Das nächste Thema der Runde ist Selfpublishing. Während die einen der Entwicklung gelassen entgegen sehen, fürchten die anderen den Druck auf die Margen seitens der Autoren und die daraus entstehende Frage, ob man das knappe Budget besser in die Bücher oder in die Autoren investieren solle.
Auch die Verbindungen zwischen Selfpublishing-Szene und Verlag scheinen vielfältiger zu werden. Galt bisher die Regel, dass sich Selfpublishing Stars spätestens für das zweite Buch an einen Verlag wenden, so findet man inzwischen gerade in den Bioraphien amerikanischer Autoren einen regen Wechsel zwischen Selfpublishing und Verlag.
Vor allem der Wechsel etablierter Autoren zur Selbstvermarktung wird vom Podium wenn nicht als bedrohlich, so doch zumindest als unangenehm eingeschätzt, während die zusätzlich Vorauswahl durch die Selfpublishing-Plattformen als Serviceleistung goutiert wird. Das Scannen von ebendiesen Websites hat seine Aufnahme in das Jobprofil Lektor/in auf jeden Fall gefunden.
Die Legitimation der Verlage als Institution steht in den Diskussionen ebenfalls auf dem Prüfstand und man tauscht bekannte Argumente aus. Verlage bieten in der Masse des Contents eine Sortierfunktion und eine Qualitätskontrolle – interessanterweise mag das vielstrapazierte Wort Gatekeeper niemand in den Mund nehmen, dieses Etikett haftet man wohl eher Apple und Amazon an – mit eher negativer Konnotation.

Ob Verlagsmarketing für die Wahrnehmbarkeit im Handel wichtiger ist oder doch Social Media-Aktivitäten des Autors, ob das Feedback der Selfpublisher-Community die Arbeit eines Lektoren ersetzten kann – hier sind die Diskutanten geteilter Meinung.
In Punkto Vorschuss und geteiltes Risiko geht der Punkt ganz klar an die Verlage.
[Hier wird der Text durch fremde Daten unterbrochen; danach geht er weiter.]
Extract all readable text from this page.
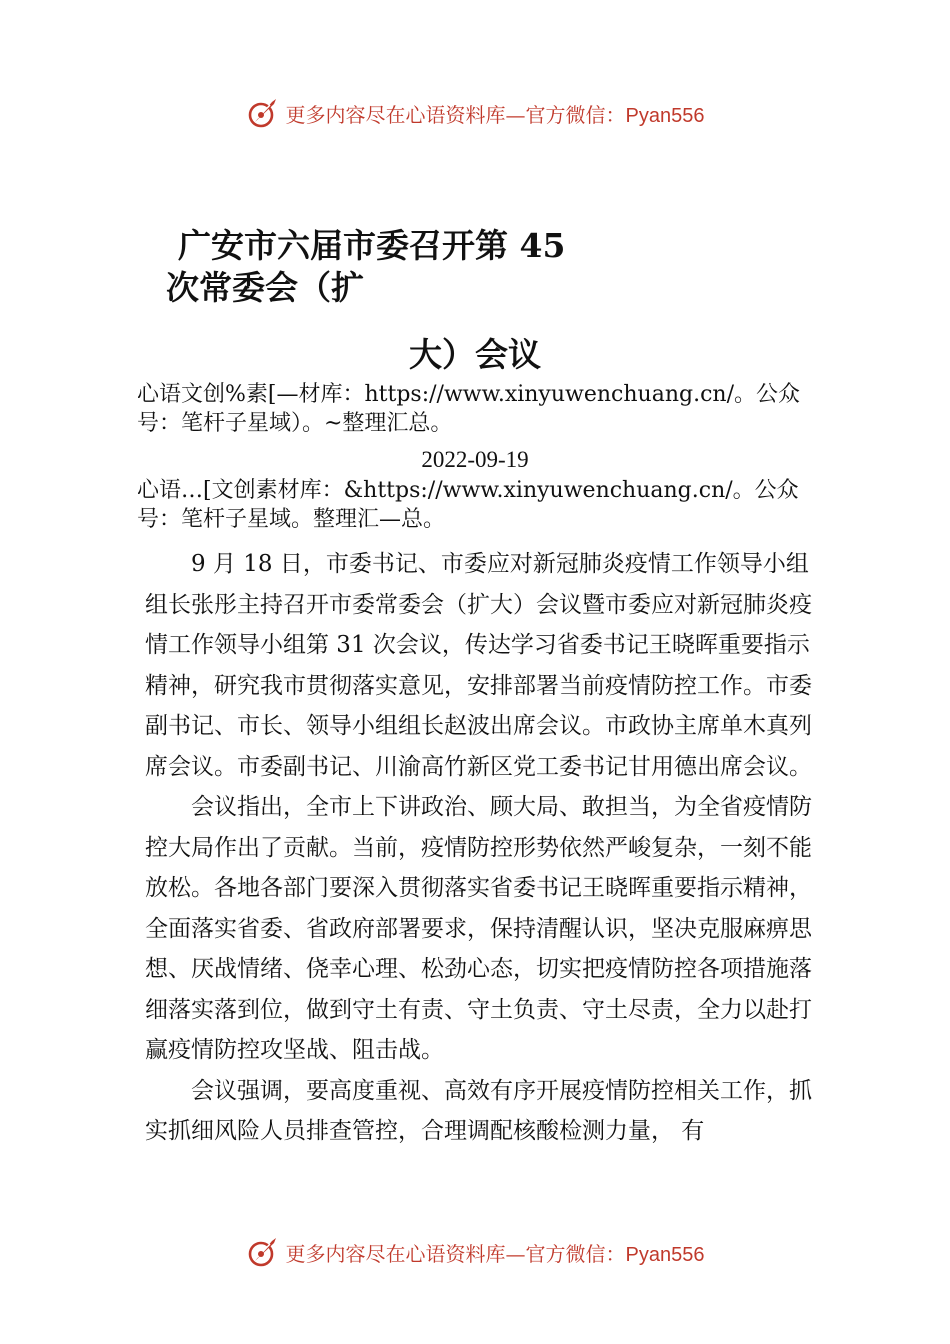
更多内容尽在心语资料库—官方微信：Pyan556
广安市六届市委召开第 45
次常委会（扩
大）会议
心语文创%素[—材库：https://www.xinyuwenchuang.cn/。公众号：笔杆子星域）。~整理汇总。
2022-09-19
心语…[文创素材库：&https://www.xinyuwenchuang.cn/。公众号：笔杆子星域。整理汇—总。

9 月 18 日，市委书记、市委应对新冠肺炎疫情工作领导小组组长张彤主持召开市委常委会（扩大）会议暨市委应对新冠肺炎疫情工作领导小组第 31 次会议，传达学习省委书记王晓晖重要指示精神，研究我市贯彻落实意见，安排部署当前疫情防控工作。市委副书记、市长、领导小组组长赵波出席会议。市政协主席单木真列席会议。市委副书记、川渝高竹新区党工委书记甘用德出席会议。

会议指出，全市上下讲政治、顾大局、敢担当，为全省疫情防控大局作出了贡献。当前，疫情防控形势依然严峻复杂，一刻不能放松。各地各部门要深入贯彻落实省委书记王晓晖重要指示精神，全面落实省委、省政府部署要求，保持清醒认识，坚决克服麻痹思想、厌战情绪、侥幸心理、松劲心态，切实把疫情防控各项措施落细落实落到位，做到守土有责、守土负责、守土尽责，全力以赴打赢疫情防控攻坚战、阻击战。

会议强调，要高度重视、高效有序开展疫情防控相关工作，抓实抓细风险人员排查管控，合理调配核酸检测力量， 有

更多内容尽在心语资料库—官方微信：Pyan556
Durch das Einsteigen der großen Player hat sich laut Frau Fuchshuber im Selfpublishing viel verändert. Auch auf der von Droemer-Knaur betriebenen Plattform Neobooks tummeln sich jetzt durchaus auch etablierte Autoren, die unter Pseudonym neuer Genre und Formen ausprobieren können – und mit dem Titel „Deine Seele“ wechselt schon der 2. Ebook-Besteller ins Print-Programm des Verlages.

Danach legt die Runde noch einmal ihr Ohr auf die Veränderungen in den Verlagshäusern: Mit der Weiterentwicklung des Themas Digitalisierung wird aus dem reinen Herstellthema ein Diskussionspunkt für den gesamten Verlag. In den Häusern entstehen vielfach Digitale Units, die sich um die Produktion der digitalen Inhalte kümmern. Auch nimmt das abteilungsübergreifende Arbeiten in kleinen Teams zu und ein Generationenwechsel wird spürbar, dadurch dass mit den neuen Themen viele junge Mitarbeiter in die Unternehmen strömen.

Neben neue Autoren z.B. aus dem Drehbuch-Bereich – die oft die gesamten Rechte ohne ein Wimpernzucken an den Verlag veräußern – bereichert in Buchform gebrachter User Generated Content aus Blogs und Web-Communitys das Verlagsprogramm. Die Tendenz geht dabei bei den Inhalten sowohl zu sehr kurzen Texten (wohl der zunehmenden Mobilität der Leser geschuldet) als auch zu sehr langen Romanen, in deren über 1000 Seiten sich Leser lange zeit versenken können.

Thema „Digitalisierung“ hat kopflose Aufgeregtheit der Anfangszeit überwunden

Im Gesamtüberblick lässt sich feststellen, dass das Thema Digitalisierung (endlich) die kopflose Aufgeregtheit und die tiefen Gräben seiner Anfangszeiten verloren hat und zum festen Bestandteil unseres täglichen Geschäfts geworden ist.